Le persone, che tutte insieme vanno via, non sono poche. Un allarme che arriva dalle scuole, dalle lunghe file di docenti che aspettavano di rimanere vicino casa e che invece, di nuovo, si ritrovano a fare i conti con spese da sostenere tra affitti e altro.
L’esodo di migliaia di insegnanti, poi, avrebbe conseguenze disastrose anche per l’economia delle regioni meridionali: infatti, un’enorme quantità di spesa pubblica si trasferirà al Nord, visto che gli stipendi dei lavoratori del Sud verranno spesi altrove, a cominciare dagli affitti degli immobili.
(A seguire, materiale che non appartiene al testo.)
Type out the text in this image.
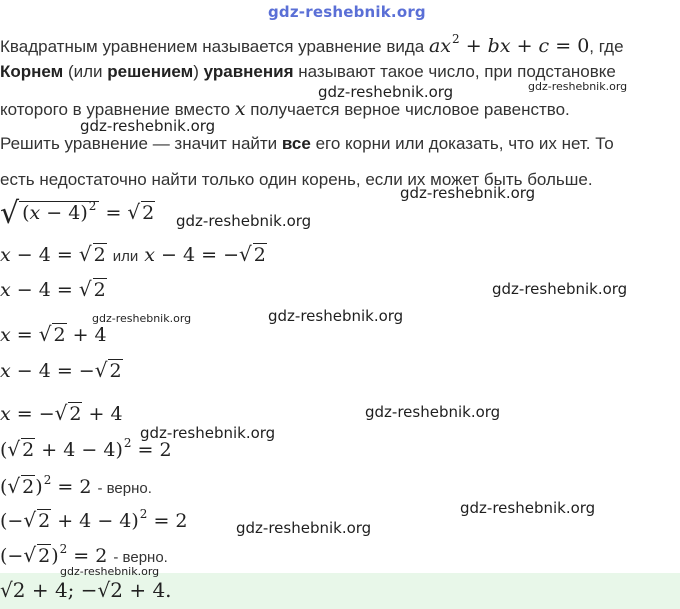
gdz-reshebnik.org
Квадратным уравнением называется уравнение вида $ax^2$ + bx + c = 0, где
Корнем (или решением) уравнения называют такое число, при подстановке
которого в уравнение вместо x получается верное числовое равенство.
Решить уравнение — значит найти все его корни или доказать, что их нет. То
есть недостаточно найти только один корень, если их может быть больше.
gdz-reshebnik.org	gdz-reshebnik.org
gdz-reshebnik.org
gdz-reshebnik.org
√ $(x - 4)^2$ = √ 2 gdz-reshebnik.org
x − 4 = √ 2 или x − 4 = −√ 2
x − 4 = √ 2	gdz-reshebnik.org
gdz-reshebnik.org	gdz-reshebnik.org
x = √ 2 + 4
x − 4 = −√ 2
x = −√ 2 + 4	gdz-reshebnik.org
gdz-reshebnik.org
(√ 2 + 4 − 4)$^2$ = 2
(√ 2)$^2$ = 2 - верно.
gdz-reshebnik.org
(−√ 2 + 4 − 4)$^2$ = 2	gdz-reshebnik.org
(−√ 2)$^2$ = 2 - верно.
gdz-reshebnik.org
√2 + 4; −√2 + 4.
“Reclamiamo il diritto a rimanere nella nostra regione, siamo vittime di un algoritmo che non ha tenuto conto delle preferenze espresse e del punteggio maturato in anni e anni di servizio”, questo lo slogan dei docenti che stamattina protestano nel capoluogo sannita.
Sul posto si sta portando il sindaco di Benevento Clemente Mastella.